Dr. Mortimer looked at Holmes with an air of professional interest, and Sir Henry Baskerville turned a pair of puzzled dark eyes upon me.
“I don’t know much about the tariff9 and things of that kind,” said he, “but it seems to me we’ve got a bit off the trail10 so far as that note is concerned.”
TO BE CONTINUED
Holmes made nineteen (19) documented promises across the canon. Eleven (11) were unambiguously kept. Seven (7) were kept on a technicality of varying degrees of pedantry. One (1) is still outstanding, and the Conan Doyle Estate declines to comment further on the matter.
It’s notable that Holmes does not, in fact, wait for permission here, a sign of the lax consent protocols of the age.
Early verses of R.E.M.’s ‘Losing My Religion’ included the lyric ‘that’s yesterday’s Times in the corner’, before Michael Stipe was convinced to replace it with something that scanned better. Stipe later described the change as ‘the one that got away’.
‘Troubling’ somebody for an object at the time contained the threat of real danger. It was left purposely vague on what form the trouble might take, but it was widely understood to be extrajudicial and best not dwelt upon.
Consent, schmonsent!
‘Cajoled’ was an uncouth term, a pit village contraction of ‘cage-scold’, in which persistent verbal pressure was applied to an imprisoned dissenter until agreement was reached. Holmes, working without a cage in this instance, is doing his best.

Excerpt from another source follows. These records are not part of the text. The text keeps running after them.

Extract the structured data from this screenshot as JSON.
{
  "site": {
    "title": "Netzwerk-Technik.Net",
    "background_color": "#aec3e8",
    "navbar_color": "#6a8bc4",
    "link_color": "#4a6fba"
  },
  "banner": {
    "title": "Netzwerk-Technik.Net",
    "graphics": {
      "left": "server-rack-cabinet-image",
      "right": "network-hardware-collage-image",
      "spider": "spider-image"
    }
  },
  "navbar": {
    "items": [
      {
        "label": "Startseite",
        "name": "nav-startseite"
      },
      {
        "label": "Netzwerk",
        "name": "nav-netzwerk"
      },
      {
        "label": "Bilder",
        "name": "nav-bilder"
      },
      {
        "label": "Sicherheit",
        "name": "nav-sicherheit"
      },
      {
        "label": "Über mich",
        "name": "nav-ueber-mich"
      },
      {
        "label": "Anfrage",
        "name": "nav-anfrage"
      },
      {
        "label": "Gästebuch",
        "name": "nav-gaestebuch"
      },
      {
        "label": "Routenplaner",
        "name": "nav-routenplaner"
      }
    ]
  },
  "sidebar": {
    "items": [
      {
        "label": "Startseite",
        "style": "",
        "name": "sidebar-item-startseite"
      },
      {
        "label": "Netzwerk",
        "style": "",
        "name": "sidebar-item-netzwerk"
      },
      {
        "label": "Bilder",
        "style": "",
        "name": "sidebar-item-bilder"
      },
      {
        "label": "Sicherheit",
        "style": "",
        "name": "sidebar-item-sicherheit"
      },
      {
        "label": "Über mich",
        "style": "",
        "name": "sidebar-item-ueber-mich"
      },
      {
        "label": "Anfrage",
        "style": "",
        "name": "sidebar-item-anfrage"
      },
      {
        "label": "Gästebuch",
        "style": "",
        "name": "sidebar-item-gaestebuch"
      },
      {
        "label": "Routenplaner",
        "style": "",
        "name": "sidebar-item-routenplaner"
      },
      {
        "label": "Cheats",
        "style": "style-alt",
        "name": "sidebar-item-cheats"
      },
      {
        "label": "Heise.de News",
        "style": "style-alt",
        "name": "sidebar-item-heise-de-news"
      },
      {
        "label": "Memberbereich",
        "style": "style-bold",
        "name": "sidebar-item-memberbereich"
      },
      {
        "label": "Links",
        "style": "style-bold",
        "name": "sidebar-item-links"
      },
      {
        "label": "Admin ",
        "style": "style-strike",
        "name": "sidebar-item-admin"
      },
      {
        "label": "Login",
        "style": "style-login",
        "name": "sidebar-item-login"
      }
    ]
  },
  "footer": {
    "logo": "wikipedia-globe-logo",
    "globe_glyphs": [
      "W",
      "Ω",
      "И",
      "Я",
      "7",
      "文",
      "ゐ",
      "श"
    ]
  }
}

The island in question is Great Britain, though Conan Doyle spent several years fending off readers who insisted it was a veiled reference to H.G. Wells’ ‘The Island of Doctor Moreau’, published the same year. Sir Arthur’s patience with these readers was, by all accounts, notably finite.
How high was his glee, precisely? Most Holmes scholars agree at least six feet, with some of the more American proponents claiming as much as 7’11”, which, if ever confirmed, would make it the highest recorded glee in the Victorian era.
Sir Henry, putting the ‘ffs’ into talk about tariffs more than a century before it became an international pastime.
A heroic understatement, given that Holmes has just quoted eighty words of fiscal policy at a man who arrived to discuss a supernatural death threat.